Although SKs are aware that they need to get the NID (Bangladeshi national identity card) and mobile phone numbers, they often leave them out because someone is absent or does not agree to share. SK Nur Ayesha remarked, “The men are out in the fields, and the women could not provide their numbers, so we have to settle with incomplete data.” Mahmuda echoed her colleague, saying how sometimes it is not possible to get a hold of the correct mobile phone numbers in even two or three visits. Sraboni, like many of her peers, told us, “Some people under‑report the amount of land they own to be eligible for benefits. This is essentially false information.” Morium Begum, pointing at guesstimates from the community members, recalled, “They can’t give an exact age, and we have to record accordingly.” According to SKs, issues in data entry were also attributed to system errors. For instance, Juma Das said, “Without internet connectivity, we are not able to submit; so we write it on paper and later type it up.” Her colleague, Shahanaj remarked, “The dashboard report does not add up, not everything we type in the app gets reflected on the web.”
Conclusion
In Bangladesh, there exists a number of issues involving data collection by frontline health workers, with this study shedding light on the reluctance among community members to share personal information. NGOs can consider sensitizing the community on the value of socio‑demographic and public health data, as well as re‑evaluating data collection protocols to ensure complete, accurate data from the community.
It was not in the scope of this study to identify feasible interventions for improving data accuracy. This necessitates the need for substantial focus on data quality issues and evidence‑based solutions. Enhanced training and motivation programs for frontline health workers such as SKs are essential to ensure robust data quality standards.

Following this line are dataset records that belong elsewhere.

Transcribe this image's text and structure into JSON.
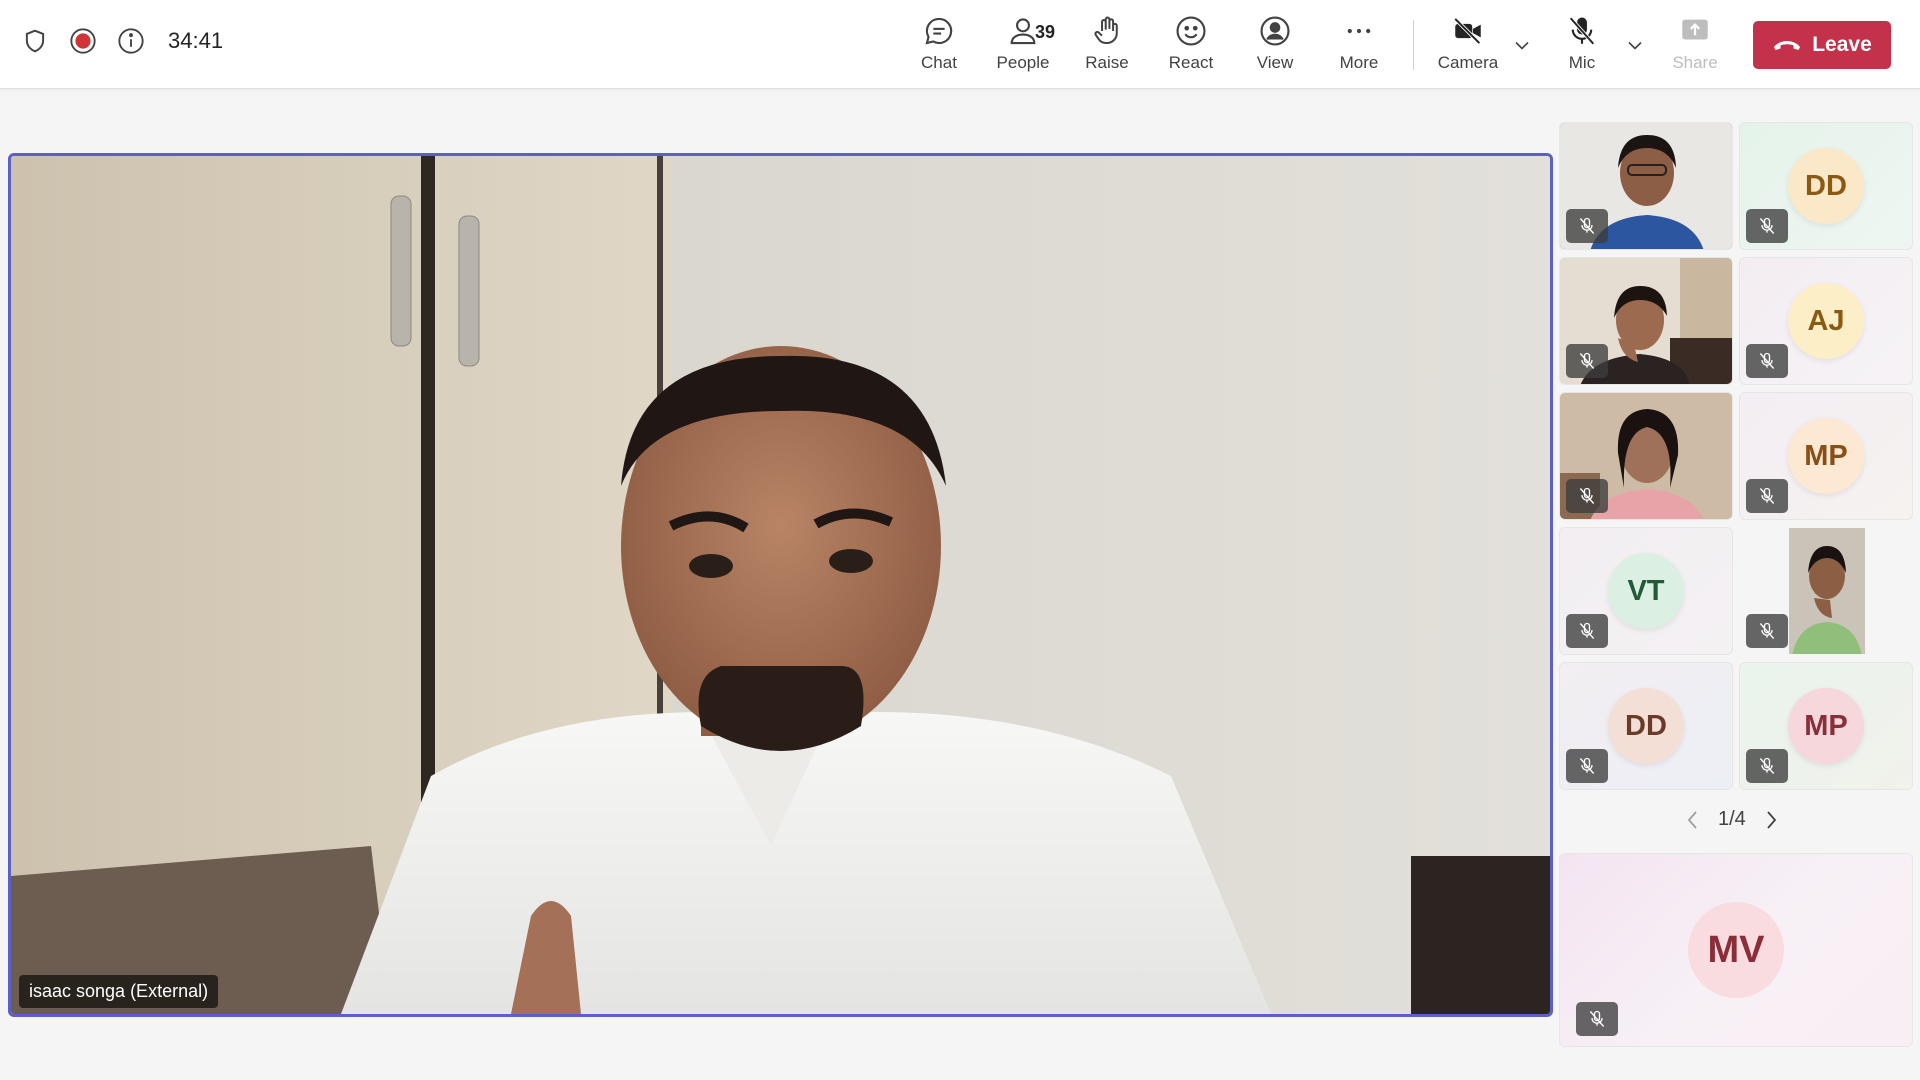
{
  "meeting": {
    "timer": "34:41"
  },
  "toolbar": {
    "chat": "Chat",
    "people": "People",
    "people_count": "39",
    "raise": "Raise",
    "react": "React",
    "view": "View",
    "more": "More",
    "camera": "Camera",
    "mic": "Mic",
    "share": "Share",
    "leave": "Leave"
  },
  "colors": {
    "accent": "#5b5fc7",
    "leave": "#c4314b"
  },
  "main_speaker": {
    "name": "isaac songa (External)"
  },
  "gallery": {
    "tiles": [
      {
        "type": "video"
      },
      {
        "initials": "DD"
      },
      {
        "type": "video"
      },
      {
        "initials": "AJ"
      },
      {
        "type": "video"
      },
      {
        "initials": "MP"
      },
      {
        "initials": "VT"
      },
      {
        "type": "video"
      },
      {
        "initials": "DD"
      },
      {
        "initials": "MP"
      }
    ],
    "page": "1/4"
  },
  "self_tile": {
    "initials": "MV"
  }
}
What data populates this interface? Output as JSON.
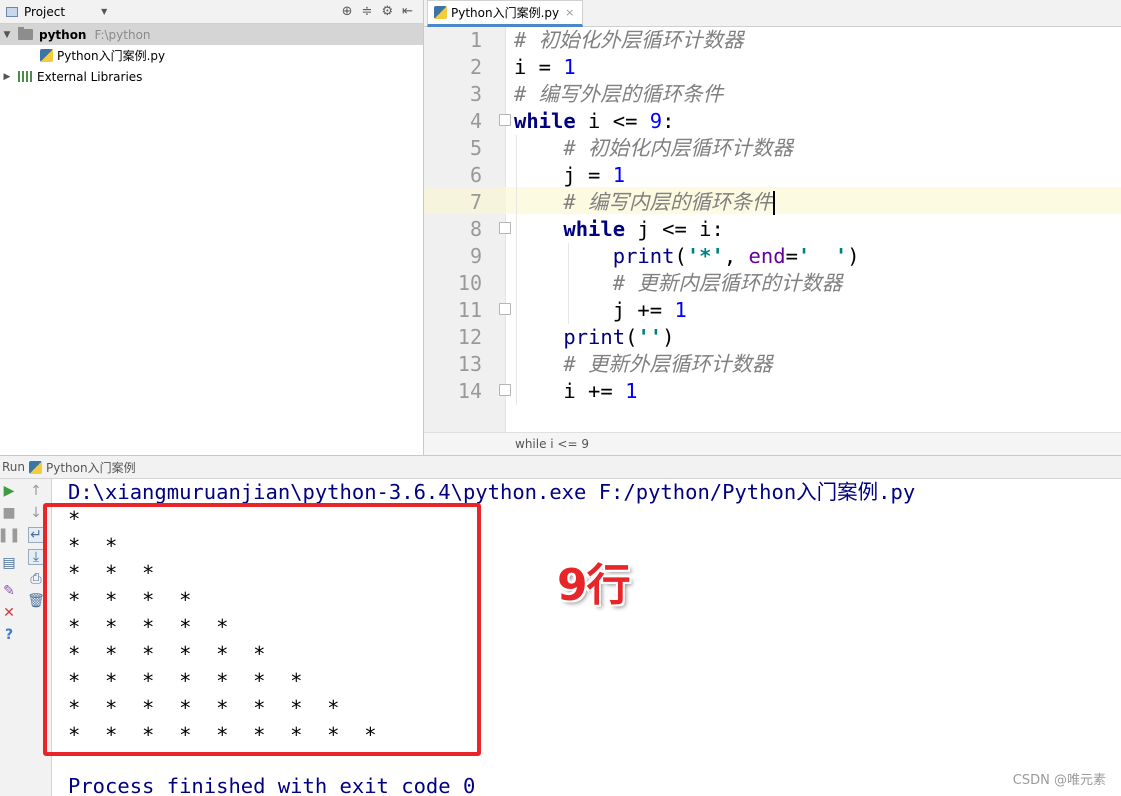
{
  "project_panel": {
    "title": "Project",
    "tree": {
      "root_name": "python",
      "root_path": "F:\\python",
      "file_name": "Python入门案例.py",
      "libraries": "External Libraries"
    }
  },
  "editor": {
    "tab_label": "Python入门案例.py",
    "line_numbers": [
      "1",
      "2",
      "3",
      "4",
      "5",
      "6",
      "7",
      "8",
      "9",
      "10",
      "11",
      "12",
      "13",
      "14"
    ],
    "breadcrumb": "while i <= 9"
  },
  "run_panel": {
    "label": "Run",
    "config_name": "Python入门案例",
    "command": "D:\\xiangmuruanjian\\python-3.6.4\\python.exe F:/python/Python入门案例.py",
    "output_lines": [
      "*",
      "*  *",
      "*  *  *",
      "*  *  *  *",
      "*  *  *  *  *",
      "*  *  *  *  *  *",
      "*  *  *  *  *  *  *",
      "*  *  *  *  *  *  *  *",
      "*  *  *  *  *  *  *  *  *"
    ],
    "exit_message": "Process finished with exit code 0"
  },
  "annotation": {
    "text": "9行",
    "color": "#e8262a"
  },
  "watermark": "CSDN @唯元素",
  "icons": {
    "run": "play-icon",
    "stop": "stop-icon",
    "pause": "pause-icon",
    "settings": "gear-icon"
  }
}
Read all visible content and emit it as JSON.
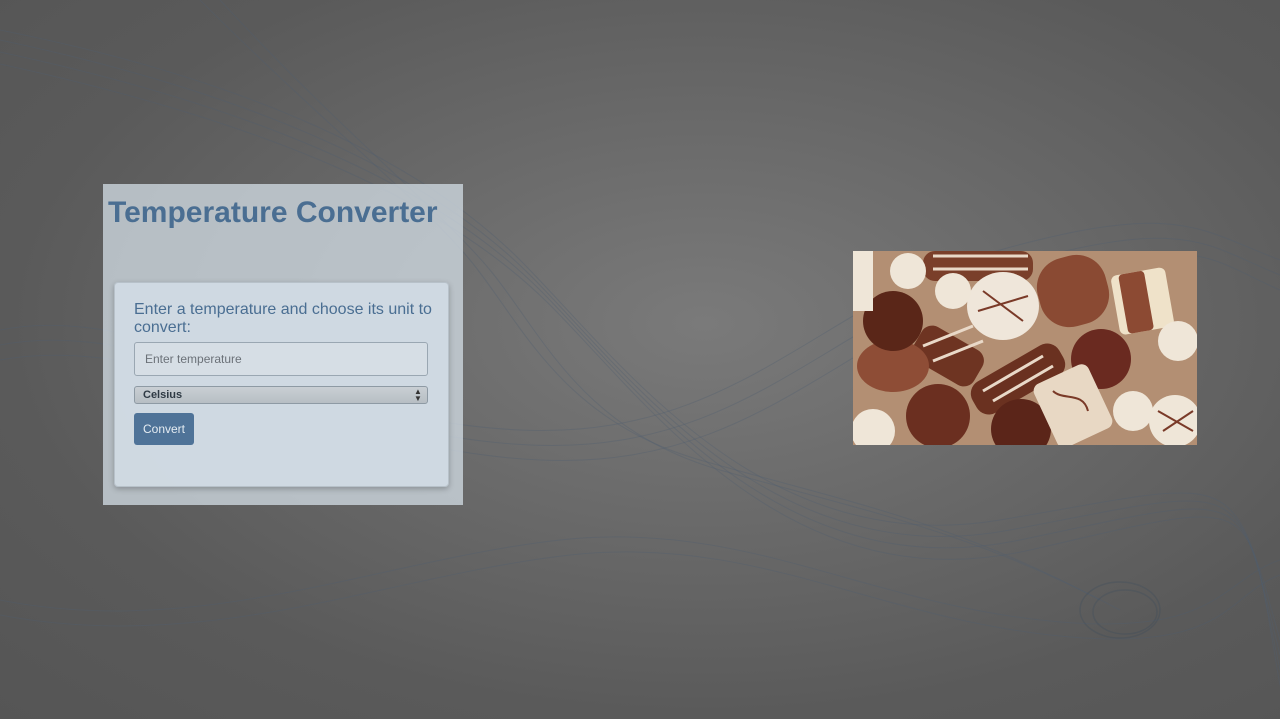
{
  "converter": {
    "title": "Temperature Converter",
    "instruction": "Enter a temperature and choose its unit to convert:",
    "input_placeholder": "Enter temperature",
    "input_value": "",
    "unit_selected": "Celsius",
    "convert_label": "Convert"
  },
  "image": {
    "subject": "assorted chocolate candies"
  },
  "colors": {
    "accent": "#4f7398",
    "title": "#4a6e92",
    "background": "#666666"
  }
}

The study’s generalizability is limited considering the small sample size, minimizing wider applicability to community populations, health workers, and data systems. Nevertheless, our findings share important insights into the challenges inherent in collecting socio‑demographic and economic health data at the community level, especially involving technological platforms.
The results may allow stakeholders like donors and implementers to plan informed large‑scale socio‑demographic health data collection initiatives in low‑ and middle‑income country contexts.
Competing Interests
The authors have no competing interests to declare.